Holliday followed up her Broadway success by cutting “And I Am Telling You” as an R&B record — which became a chart hit and won a Grammy. The song also gained Holliday a legion of fans in the gay community, who latched on to the almost unbearable level of emotion she imbued it with, as well as its lyrical message of defiance in the face of heartbreak.

“That type of song has always resonated with gay audiences. It tapped into everyone’s fears of abandonment,” says Michael Musto, longtime Village Voice gossip columnist, and who used to lip-sync to Holliday’s version of the song as the finale to the sets he played with his band the Musts. “[Holliday] was acting out every degrading humiliation and every uncouth reaction we all want to do when we’re dumped but don’t — because we have to face people the next day.”

Holliday’s performance, shepherded along by Bennett’s innovative direction, also struck a chord with gay listeners because it showed the singer doing what many of them could not do: Holliday was unabashedly expressing herself. “If you were ever afraid of who you were, or were never able to fit in, you’re going to respond to that type of commitment,” says Zavelson. “Putting yourself out there 100 percent — it’s not easy to do.”

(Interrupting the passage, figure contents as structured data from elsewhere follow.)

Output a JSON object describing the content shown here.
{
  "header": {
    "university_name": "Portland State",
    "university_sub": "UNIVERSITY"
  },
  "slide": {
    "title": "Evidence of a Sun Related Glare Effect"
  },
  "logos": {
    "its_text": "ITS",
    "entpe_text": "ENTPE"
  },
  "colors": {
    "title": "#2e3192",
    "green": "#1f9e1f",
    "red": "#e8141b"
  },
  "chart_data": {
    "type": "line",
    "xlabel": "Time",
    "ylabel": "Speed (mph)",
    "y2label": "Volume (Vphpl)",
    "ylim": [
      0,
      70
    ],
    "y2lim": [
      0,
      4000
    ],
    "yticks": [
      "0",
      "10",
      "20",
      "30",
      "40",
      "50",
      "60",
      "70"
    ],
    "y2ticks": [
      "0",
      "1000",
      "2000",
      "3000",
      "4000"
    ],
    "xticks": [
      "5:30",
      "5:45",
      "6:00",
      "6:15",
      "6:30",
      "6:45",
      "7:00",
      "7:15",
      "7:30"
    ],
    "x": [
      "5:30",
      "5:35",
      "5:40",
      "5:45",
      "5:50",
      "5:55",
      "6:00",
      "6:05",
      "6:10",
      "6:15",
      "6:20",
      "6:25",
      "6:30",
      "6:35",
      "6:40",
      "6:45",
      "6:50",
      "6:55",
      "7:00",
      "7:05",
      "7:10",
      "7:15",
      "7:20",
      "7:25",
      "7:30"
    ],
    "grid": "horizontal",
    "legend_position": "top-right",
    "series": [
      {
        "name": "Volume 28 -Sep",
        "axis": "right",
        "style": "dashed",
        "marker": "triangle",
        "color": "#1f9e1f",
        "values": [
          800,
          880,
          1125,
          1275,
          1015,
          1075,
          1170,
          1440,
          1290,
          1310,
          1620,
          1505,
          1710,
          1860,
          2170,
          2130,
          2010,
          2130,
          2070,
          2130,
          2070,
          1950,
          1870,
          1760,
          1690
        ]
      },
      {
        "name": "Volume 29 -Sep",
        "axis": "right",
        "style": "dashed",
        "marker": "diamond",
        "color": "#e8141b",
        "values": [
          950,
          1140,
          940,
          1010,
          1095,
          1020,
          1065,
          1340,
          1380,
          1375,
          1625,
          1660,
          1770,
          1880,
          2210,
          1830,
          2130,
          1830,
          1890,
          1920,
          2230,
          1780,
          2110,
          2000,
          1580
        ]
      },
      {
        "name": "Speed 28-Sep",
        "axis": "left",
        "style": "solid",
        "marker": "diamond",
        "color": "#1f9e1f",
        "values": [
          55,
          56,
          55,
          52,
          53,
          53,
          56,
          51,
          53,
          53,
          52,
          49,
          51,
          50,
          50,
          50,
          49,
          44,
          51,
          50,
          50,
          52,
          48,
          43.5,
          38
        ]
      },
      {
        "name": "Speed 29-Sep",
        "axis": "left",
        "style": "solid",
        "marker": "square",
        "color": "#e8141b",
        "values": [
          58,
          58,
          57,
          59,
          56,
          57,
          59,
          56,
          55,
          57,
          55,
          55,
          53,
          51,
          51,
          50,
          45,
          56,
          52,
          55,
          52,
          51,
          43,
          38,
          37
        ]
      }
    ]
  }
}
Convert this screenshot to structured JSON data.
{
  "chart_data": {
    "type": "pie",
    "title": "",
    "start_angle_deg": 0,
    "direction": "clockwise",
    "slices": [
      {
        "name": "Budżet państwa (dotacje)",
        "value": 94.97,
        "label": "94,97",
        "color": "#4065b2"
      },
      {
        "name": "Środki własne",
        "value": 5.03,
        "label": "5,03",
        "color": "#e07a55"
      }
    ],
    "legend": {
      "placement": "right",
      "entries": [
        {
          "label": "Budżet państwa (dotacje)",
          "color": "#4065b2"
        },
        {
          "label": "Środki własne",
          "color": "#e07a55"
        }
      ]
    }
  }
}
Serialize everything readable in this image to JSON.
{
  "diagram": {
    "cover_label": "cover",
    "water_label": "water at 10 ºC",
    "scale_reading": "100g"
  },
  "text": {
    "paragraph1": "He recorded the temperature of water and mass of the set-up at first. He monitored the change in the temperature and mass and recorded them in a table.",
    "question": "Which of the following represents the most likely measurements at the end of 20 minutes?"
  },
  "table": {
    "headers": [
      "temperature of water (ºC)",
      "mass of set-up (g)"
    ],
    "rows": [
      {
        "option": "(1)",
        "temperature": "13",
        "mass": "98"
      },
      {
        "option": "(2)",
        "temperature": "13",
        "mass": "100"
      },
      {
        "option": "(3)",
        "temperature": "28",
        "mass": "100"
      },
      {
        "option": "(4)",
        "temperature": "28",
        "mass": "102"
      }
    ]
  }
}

But while Holliday’s over-the-top theatrics drew her a legion of fans, they earned their share of detractors, too. “The song works dramatically, but taken outside of the context of the musical it seemed overwrought in a way that Aretha Franklin and Gladys Knight never were,” says Nelson George, the author of “Where Did Our Love Go: The Rise and Fall of the Motown Sound” and “The Death of Rhythm and Blues.” George also contends that the show’s music — meant to mirror the sound of one of black popular culture’s greatest periods, roughly the mid-1960s to the early ’80s — never quite transcends pastiche. “When you hear the music in the play and the film, you’re hearing the echoes of Motown, of the Supremes, of James Brown and Wilson Pickett,” he says. “But the music, including ‘And I Am Telling You,’ never sounds like more than an imitation.”

And even though Holliday regularly brought the house down during her nearly four-year run as Effie, not everyone in the audience leapt to their feet. “I thought she went way over-the-top on that number,” says David Barbour, a writer for Broadway.com and editor in chief of Lighting & Sound, a trade journal for the entertainment technology industry. “What you’re really looking at with that performance is the greatness of Michael Bennett.” Bennett, who died of complications from AIDS in 1987, directed the show and, with Michael Peters, did the choreography, for which he won a Tony.

“The entire show was framed so well and the story structure was so strong — with the way the whole first act builds toward ‘And I Am Telling You’ — it’s almost impossible not to get a great reaction,” Barbour says. Besides, he adds, “Where are the other great Jennifer Holliday performances?”

While Holliday had a busy career after “Dreamgirls,” charting with the occasional R&B song, making guest appearances on TV shows like “Touched by an Angel” and “Ally McBeal,” and performing regularly at gay-themed events and fundraisers, she never again reached the heights of “And I Am Telling You.”

“She pigeonholed herself,” says Zavelson. “She wasn’t able to do anything where she wasn’t the standout.”

Rich puts it more simply: “That performance outlasted her career.”

Holliday was back in the news when she publicly complained about her lack of involvement in the new “Dreamgirls.” Maybe the filmmakers instinctively knew what audiences are just finding out — Effie doesn’t belong to Jennifer Holliday anymore.

“Jennifer Holliday owned that role. It was like Marlon Brando and Stanley Kowalski,” says Musto. “But Jennifer Hudson did a great job. Maybe it’ll be her role now.”

David Marchese is associate music editor at Salon.